There are several layers of opacity here:

  • Zero knowledge that users are being used as data sources
  • No consent, no opt-out, no transparency
  • The “organic” quality degrades quickly once people figure out the game (prompt injection, benchmark farming)

If the compute cost is less than what a company would spend on a traditional data acquisition pipeline — hiring annotators, running surveys, contracting researchers — then yes, it’s efficient. But it externalizes the cost onto users while internalizing the benefit entirely to the company.

It’s surveillance infrastructure disguised as a service.

Why “patterns only” isn’t a defense

The “patterns only” argument holds up in theory but breaks down in practice:

  1. Memorization happens. Models don’t just learn abstract patterns; they can memorize specific code structures, logic flows, or even full functions if training was aggressive enough. There are documented cases of models regenerating verbatim snippets from their training data when prompted correctly.

  2. Model inversion attacks. Even if raw code isn’t “leaked,” a competitor with access to the model (via API or open-weight release) can sometimes reverse-engineer specific features or architectures that look suspiciously like your private work.

  3. The competitive advantage leak. If you’re using a free model to solve a unique business problem, and that model gets better at solving that exact type of problem because of your input, you’ve just subsidized your competitor’s R&D. You didn’t give them the code — you gave them the recipe for how you think.

The employment risk no one talks about

Most employment contracts have clauses about IP and data security. By sending private code to an unvetted third-party model — especially one known for training on inputs — you might be violating your company’s security policy or even your contract, regardless of the provider’s privacy stance.

You are effectively bypassing the “security review” gate by using a tool that doesn’t require one.

The real choice

The binary isn’t as clean as it appears. Enterprise tiers claim strict data guarantees, but those guarantees are contracts, not technical commitments. They can change. They’re enforced by lawyers, not code. And some providers quietly retain rights to use enterprise inputs for model improvement. Read the fine print.

Data retention policies also vary more than the marketing suggests. Some providers don’t train on inputs for paid tiers — it’s just that they don’t advertise it clearly. Others have different policies across tiers. A quick note: research individual provider policies before committing. The landscape shifts fast, and what’s true today may not be tomorrow.

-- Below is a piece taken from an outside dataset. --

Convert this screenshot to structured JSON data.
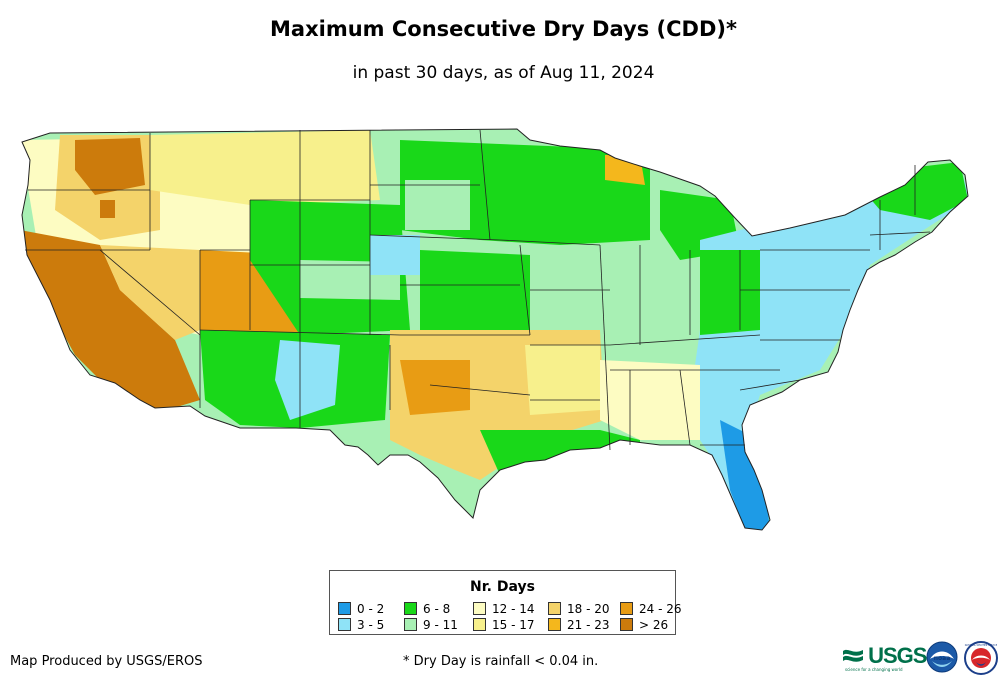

It’s not a clean choice — it’s a risk calculation. The question isn’t whether there’s a good answer, but how you decide which risk you’re willing to take:

  • Enterprise route: Pay for the tier with data guarantees. Cost: hundreds per month. Value: Legal recourse if things go wrong. Not necessarily IP protection.
  • Free route: Use the stealth model. Cost: $0. Risk: Potential IP leakage, employment liability, subsidizing competitors.

You’re making a calculated bet that convenience is worth the risk. That’s a personal choice. But the unease you feel is your internal security auditor screaming that you just handed your source code to a black box with no audit trail.

If the code is truly sensitive — proprietary algorithms, client data, core IP — hundreds buys you more than compute. It buys you sovereignty over your work product. If it’s boilerplate or low-risk stuff? Maybe the trade-off is worth it. But “maybe fine” is a dangerous place to rest when the alternative is an NDA violation.